Anti-CD123-CAR T-cell therapy-radiotherapy combo effectively treats recurring blastic plasmacytoid dendritic cell neoplasm

A child with blastic plasmacytoid dendritic cell neoplasm recurrence post allogeneic hematopoietic stem cell transplantation achieved progression-free survival six months after receiving anti-CD123- chimeric antigen receptor (CAR) T-cell therapy followed by radiotherapy. The combination approach is effective for these patients who generally have a poor prognosis, according to a case report published online April 22, 2020 in OncoTargets and Therapy.¹

The 10-year-old male presented after experiencing five months of bilateral knee joint pain. A bone marrow smear and biopsy revealed the boy had blastic plasmacytoid dendritic cell neoplasm. Doctors treated him with two cycles of vincristine, liposomal doxorubicin, cyclophosphamide and prednisone chemotherapy, and two cycles of vincristine, liposomal doxorubicin, cytarabine and prednisone chemotherapy. The patient achieved complete remission after the chemotherapy regimen and didn’t receive allogeneic hematopoietic stem cell transplantation.

The patient presented with a scalp rash one month after his first complete remission in May 2018. Doctors diagnosed him with recurrent blastic plasmacytoid dendritic cell neoplasm.

The patient achieved a second complete remission after receiving this complex treatment regimen: one cycle of fludarabine, cytarabine and cyclophosphamide and two cycles of dexamethasone, vincristine, cytarabine, mitoxantrone and etoposide. Doctors followed that with two cycles of vincristine, dexamethasone, mitoxantrone and pegaspargase and two cycles of decitabine with aclacycin, cytarabine and granulocyte colony-stimulating factor. In January 2019, doctors followed that regimen with a father-to-son haploid allogenic hematopoietic stem cell transplant.
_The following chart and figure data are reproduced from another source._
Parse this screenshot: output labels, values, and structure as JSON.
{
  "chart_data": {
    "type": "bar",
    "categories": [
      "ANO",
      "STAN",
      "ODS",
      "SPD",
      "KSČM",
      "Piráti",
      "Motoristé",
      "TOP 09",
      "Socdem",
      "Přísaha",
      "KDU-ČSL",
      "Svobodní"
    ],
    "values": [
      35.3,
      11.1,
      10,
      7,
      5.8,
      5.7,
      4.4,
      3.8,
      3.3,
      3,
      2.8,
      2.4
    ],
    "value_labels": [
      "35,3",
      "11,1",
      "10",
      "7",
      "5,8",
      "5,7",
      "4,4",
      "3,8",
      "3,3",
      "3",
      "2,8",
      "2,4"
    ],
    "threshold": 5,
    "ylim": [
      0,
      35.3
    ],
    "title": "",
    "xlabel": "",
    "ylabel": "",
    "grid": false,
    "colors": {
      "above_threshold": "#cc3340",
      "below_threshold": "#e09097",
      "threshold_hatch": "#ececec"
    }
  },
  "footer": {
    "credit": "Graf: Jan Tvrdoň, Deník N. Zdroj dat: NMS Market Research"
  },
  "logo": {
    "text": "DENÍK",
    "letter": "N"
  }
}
Still, the cancer recurred six months after the stem cell transplant.

Doctors then enrolled the patient in a clinical trial in which he received anti-CD123-CAR T-cells. The patient tolerated the anti-CD128 CAR T-cell therapy well. The proportion of anti-CD123- Car T-cells was 2.8% in the child’s peripheral blood 28 days after treatment.

“Because of the poor curative effect of anti-CD123-CAR T-cell therapy, we chose to perform radiotherapy 28 days after CART T-cell therapy when the CAR T cells were still at 2.8% in the peripheral blood,” the authors wrote. “Two weeks after his local radiotherapy, with the proportion of anti-CD123-CAR T-cells reaching a higher peak, the nodules on his head disappeared gradually.”

The authors reported that as they completed the paper, the patient had maintained progression-free survival with complete donor chimerism for six months post combination therapy.

Some background

There is no standard chemotherapy regimen for treating this rare hematopoietic cancer. Doctors commonly treat the cancer with acute myeloid leukemia-type , acute lymphoblastic leukemia-type or lymphoma-type chemotherapies.

Blastic plasmacytoid dendritic cell neoplasm progresses quickly and exhibits aggressive biological behavior. Patients’ median overall survival is 8.7 months, with allogeneic hematopoietic stem cell transplantation only extending median overall survival to 22.7 months.

Most patients have high expression of CD123 on their blastic plasmacytoid dendritic cell neoplasm cells. As a result, anti-CD123 CAR T-cell therapy is a promising treatment when blastic plasmacytoid dendritic cell neoplasm has recurred, according to the paper.

“In recent years, other treatments have been used for [blastic plasmacytoid dendritic cell neoplasm], especially for recurrent/refractory patients,” the authors wrote.

The new treatments for recurrent/refractory blastic plasmacytoid dendritic cell neoplasm include Elzonris (Tagraxofusp-erzs, Stemline), a CD123-directed cytotoxin FDA approved for the treatment of blastic plasmacytoid dendritic cell neoplasm in adults and in pediatric patients 2 years and older. Others are: “…daratumumab, which targets CD38 on tumor cells for only a few patients, pralatrexate, which is used for progression of [blastic plasmacytoid dendritic cell neoplasm], venetoxlax, which promotes tumor cell apoptosis, bortezomib, which downregulates NF-kB activyt, and 5ʹ-azacytidine, which reduces tumor cell methylation levels.” The authors wrote.

Disclosures: The authors report no relevant disclosures.

Reference: Jiang Y, Li Q, Yuan T, Jiang Y, Deng Q. Case Report of Anti-CD123 Chimeric Antigen Receptor T-Cell Therapy Followed by Radiotherapy for a Recurrence of Blastic Plasmacytoid Dendritic Cell Neoplasm After Allogeneic Hematopoietic Stem Cell Transplantation. Onco Targets Ther. 2020;13:3425-3430.